Why Taroko and the Taiwan KOM route stay with you
Some climbs are famous because of racing history. Some are famous because of altitude. Some are famous because they look good in photographs. Taroko Gorge and the Taiwan KOM route combine all of that with something harder to define.
It is the feeling of leaving the ocean and riding into stone. It is the echo inside the tunnels, the pale river below, the hot coastal air becoming mountain chill, the way the road keeps climbing long after the scenery has already overwhelmed you. It is the sense that the final summit has been there all day, hidden somewhere above the clouds, waiting until you have used up most of your confidence.

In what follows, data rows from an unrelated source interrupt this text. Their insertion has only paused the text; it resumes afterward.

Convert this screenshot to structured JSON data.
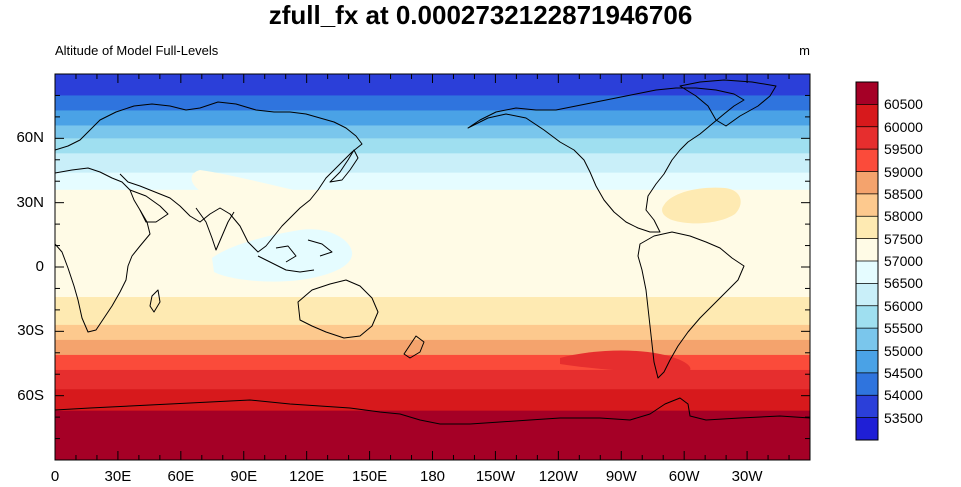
{
  "chart_data": {
    "type": "heatmap",
    "title": "zfull_fx at 0.0002732122871946706",
    "subtitle": "Altitude of Model Full-Levels",
    "units": "m",
    "x_ticks": [
      "0",
      "30E",
      "60E",
      "90E",
      "120E",
      "150E",
      "180",
      "150W",
      "120W",
      "90W",
      "60W",
      "30W"
    ],
    "y_ticks": [
      "60N",
      "30N",
      "0",
      "30S",
      "60S"
    ],
    "legend_levels": [
      "60500",
      "60000",
      "59500",
      "59000",
      "58500",
      "58000",
      "57500",
      "57000",
      "56500",
      "56000",
      "55500",
      "55000",
      "54500",
      "54000",
      "53500"
    ],
    "bin_colors": [
      "#a50026",
      "#d7191c",
      "#e62e2e",
      "#fb4b3a",
      "#f4a36d",
      "#fdc98e",
      "#feeab2",
      "#fffbe6",
      "#e5fcff",
      "#c9eff9",
      "#9fdff0",
      "#7ac6ec",
      "#4aa2e6",
      "#2f74de",
      "#2b3fd9",
      "#1f1fd6"
    ],
    "zonal_bands": [
      {
        "lat_min": 80,
        "lat_max": 90,
        "bin": 14
      },
      {
        "lat_min": 73,
        "lat_max": 80,
        "bin": 13
      },
      {
        "lat_min": 66,
        "lat_max": 73,
        "bin": 12
      },
      {
        "lat_min": 60,
        "lat_max": 66,
        "bin": 11
      },
      {
        "lat_min": 53,
        "lat_max": 60,
        "bin": 10
      },
      {
        "lat_min": 44,
        "lat_max": 53,
        "bin": 9
      },
      {
        "lat_min": 36,
        "lat_max": 44,
        "bin": 8
      },
      {
        "lat_min": -14,
        "lat_max": 36,
        "bin": 7
      },
      {
        "lat_min": -27,
        "lat_max": -14,
        "bin": 6
      },
      {
        "lat_min": -34,
        "lat_max": -27,
        "bin": 5
      },
      {
        "lat_min": -41,
        "lat_max": -34,
        "bin": 4
      },
      {
        "lat_min": -48,
        "lat_max": -41,
        "bin": 3
      },
      {
        "lat_min": -57,
        "lat_max": -48,
        "bin": 2
      },
      {
        "lat_min": -67,
        "lat_max": -57,
        "bin": 1
      },
      {
        "lat_min": -90,
        "lat_max": -67,
        "bin": 0
      }
    ]
  }
}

The Taiwan KOM is not just a climb to tick off. It is a route that changes mood, climate and scale as it rises. It begins as travel, becomes spectacle, then turns into endurance. By the time you reach the high road near Wuling, the Pacific feels impossibly far below, even though the whole ride began with the sea still in the air.
That is what makes it special. Taroko Gorge gives the route its wonder. Wuling gives it its cruelty. The road between them gives cyclists one of the most complete climbing experiences in the world.